Common Mistakes & Fixes
Common Mistakes and Fixes
Mistake 1: Starting too big
You try to automate your entire weekly reporting process on day one.
Fix: Build one step. Test it. Then add the next.
Mistake 2: Vague instructions
You say "summarize this" instead of "summarize this into five bullets, each under 20 words, focusing on decisions needed and risks identified."
Fix: Specify format, length, focus areas, and what to ignore.
Mistake 3: Testing with fake data
You make up sample inputs instead of using real ones from your work.
Fix: Always test with actual data. Real inputs expose real edge cases.
Mistake 4: Optimizing style over usefulness
The output reads beautifully but does not help you make a decision.

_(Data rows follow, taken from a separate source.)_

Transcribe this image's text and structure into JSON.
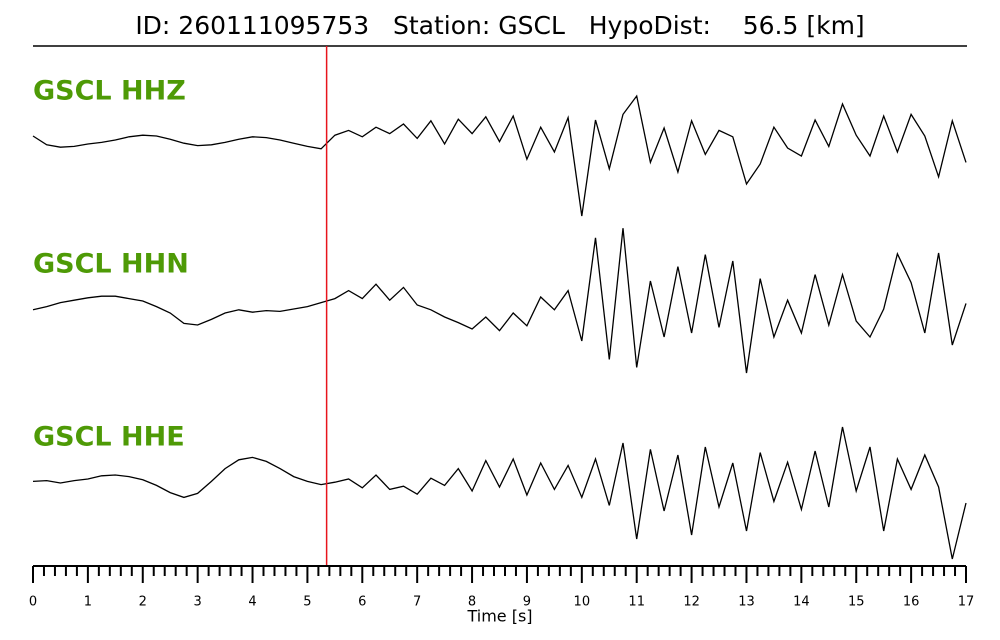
{
  "chart_data": {
    "type": "seismogram",
    "title": "ID: 260111095753   Station: GSCL   HypoDist:    56.5 [km]",
    "xlabel": "Time [s]",
    "xlim": [
      0,
      17
    ],
    "xticks": [
      0,
      1,
      2,
      3,
      4,
      5,
      6,
      7,
      8,
      9,
      10,
      11,
      12,
      13,
      14,
      15,
      16,
      17
    ],
    "minor_ticks_per_major": 5,
    "p_arrival": 5.35,
    "p_arrival_color": "#e8141c",
    "label_color": "#4e9a06",
    "x": [
      0,
      0.25,
      0.5,
      0.75,
      1,
      1.25,
      1.5,
      1.75,
      2,
      2.25,
      2.5,
      2.75,
      3,
      3.25,
      3.5,
      3.75,
      4,
      4.25,
      4.5,
      4.75,
      5,
      5.25,
      5.5,
      5.75,
      6,
      6.25,
      6.5,
      6.75,
      7,
      7.25,
      7.5,
      7.75,
      8,
      8.25,
      8.5,
      8.75,
      9,
      9.25,
      9.5,
      9.75,
      10,
      10.25,
      10.5,
      10.75,
      11,
      11.25,
      11.5,
      11.75,
      12,
      12.25,
      12.5,
      12.75,
      13,
      13.25,
      13.5,
      13.75,
      14,
      14.25,
      14.5,
      14.75,
      15,
      15.25,
      15.5,
      15.75,
      16,
      16.25,
      16.5,
      16.75,
      17
    ],
    "series": [
      {
        "name": "GSCL HHZ",
        "color": "#000000",
        "values": [
          0.5,
          -0.6,
          -0.9,
          -0.8,
          -0.5,
          -0.3,
          0,
          0.4,
          0.6,
          0.5,
          0.1,
          -0.4,
          -0.7,
          -0.6,
          -0.3,
          0.1,
          0.4,
          0.3,
          0,
          -0.4,
          -0.8,
          -1.1,
          0.6,
          1.2,
          0.4,
          1.6,
          0.8,
          2.0,
          0.2,
          2.4,
          -0.5,
          2.6,
          0.8,
          2.9,
          -0.2,
          3.0,
          -2.4,
          1.6,
          -1.5,
          2.8,
          -9.5,
          2.5,
          -3.6,
          3.2,
          5.5,
          -2.8,
          1.5,
          -4.0,
          2.4,
          -1.8,
          1.2,
          0.4,
          -5.5,
          -3.0,
          1.6,
          -1.0,
          -2.0,
          2.5,
          -0.8,
          4.5,
          0.6,
          -2.0,
          3.0,
          -1.5,
          3.2,
          0.5,
          -4.6,
          2.4,
          -2.8
        ]
      },
      {
        "name": "GSCL HHN",
        "color": "#000000",
        "values": [
          -0.6,
          -0.2,
          0.3,
          0.6,
          0.9,
          1.1,
          1.1,
          0.8,
          0.5,
          -0.2,
          -1.0,
          -2.3,
          -2.5,
          -1.8,
          -1.0,
          -0.6,
          -0.9,
          -0.7,
          -0.8,
          -0.5,
          -0.2,
          0.3,
          0.8,
          1.8,
          0.8,
          2.6,
          0.6,
          2.2,
          0,
          -0.6,
          -1.5,
          -2.2,
          -3.0,
          -1.5,
          -3.2,
          -1.0,
          -2.6,
          1.0,
          -0.6,
          1.8,
          -4.5,
          8.4,
          -6.8,
          9.6,
          -7.8,
          3.0,
          -4.0,
          4.8,
          -3.5,
          6.3,
          -2.8,
          5.5,
          -8.5,
          3.3,
          -4.0,
          0.6,
          -3.5,
          3.8,
          -2.5,
          3.8,
          -2.0,
          -4.0,
          -0.5,
          6.4,
          2.8,
          -3.5,
          6.5,
          -5.0,
          0.2
        ]
      },
      {
        "name": "GSCL HHE",
        "color": "#000000",
        "values": [
          0.2,
          0.3,
          0,
          0.3,
          0.5,
          0.9,
          1.0,
          0.8,
          0.4,
          -0.3,
          -1.2,
          -1.8,
          -1.3,
          0.2,
          1.8,
          2.9,
          3.2,
          2.7,
          1.8,
          0.8,
          0.2,
          -0.2,
          0.1,
          0.5,
          -0.6,
          1.0,
          -0.8,
          -0.4,
          -1.4,
          0.6,
          -0.3,
          1.8,
          -1.0,
          2.8,
          -0.5,
          3.0,
          -1.5,
          2.5,
          -0.8,
          2.2,
          -1.8,
          3.0,
          -2.8,
          5.0,
          -7.0,
          4.2,
          -3.5,
          3.5,
          -6.5,
          4.5,
          -3.0,
          2.5,
          -6.0,
          3.8,
          -2.3,
          2.6,
          -3.3,
          4.0,
          -3.0,
          7.0,
          -1.0,
          4.5,
          -6.0,
          3.0,
          -0.8,
          3.5,
          -0.5,
          -9.5,
          -2.5
        ]
      }
    ]
  }
}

Fix: Always evaluate against: "Did this make a real decision easier?"
Mistake 5: Trusting without verifying
The agent sounds confident so you assume it is correct.
Fix: Always verify facts for medium and high-impact work. Confidence of tone has no relationship to accuracy.
Mistake 6: Building once and walking away
You set up a workflow in week one and never revisit it.
Fix: Spend 15 minutes each week reviewing what worked and what to tighten.
Mistake 7: Automating the wrong thing
You systematize something that only happens twice a year.
Fix: Start with high-frequency, high-friction workflows. Impact = frequency × time saved × friction reduced.
Mistake 8: Measuring only time saved
You saved two hours but your decision quality dropped because you stopped looking at the raw data.
Fix: Track time saved AND decision quality AND rework needed. All three matter.
Mistake 9: Ignoring data sensitivity
You paste confidential client information into a public AI tool without thinking about it.
Fix: Know your organization's data policies. Classify sensitivity before automating. Use enterprise tools for sensitive data.
Mistake 10: Trying to eliminate human judgment
You design a workflow that goes from raw data to final action with no human checkpoint.
Fix: For anything with real consequences, the human reviews before action is taken. Always.
The recovery rule
When a workflow underperforms, resist the urge to scrap it entirely. Diagnose the specific failure. Tighten the instructions. Test again. Most workflows are one or two refinement cycles away from being useful.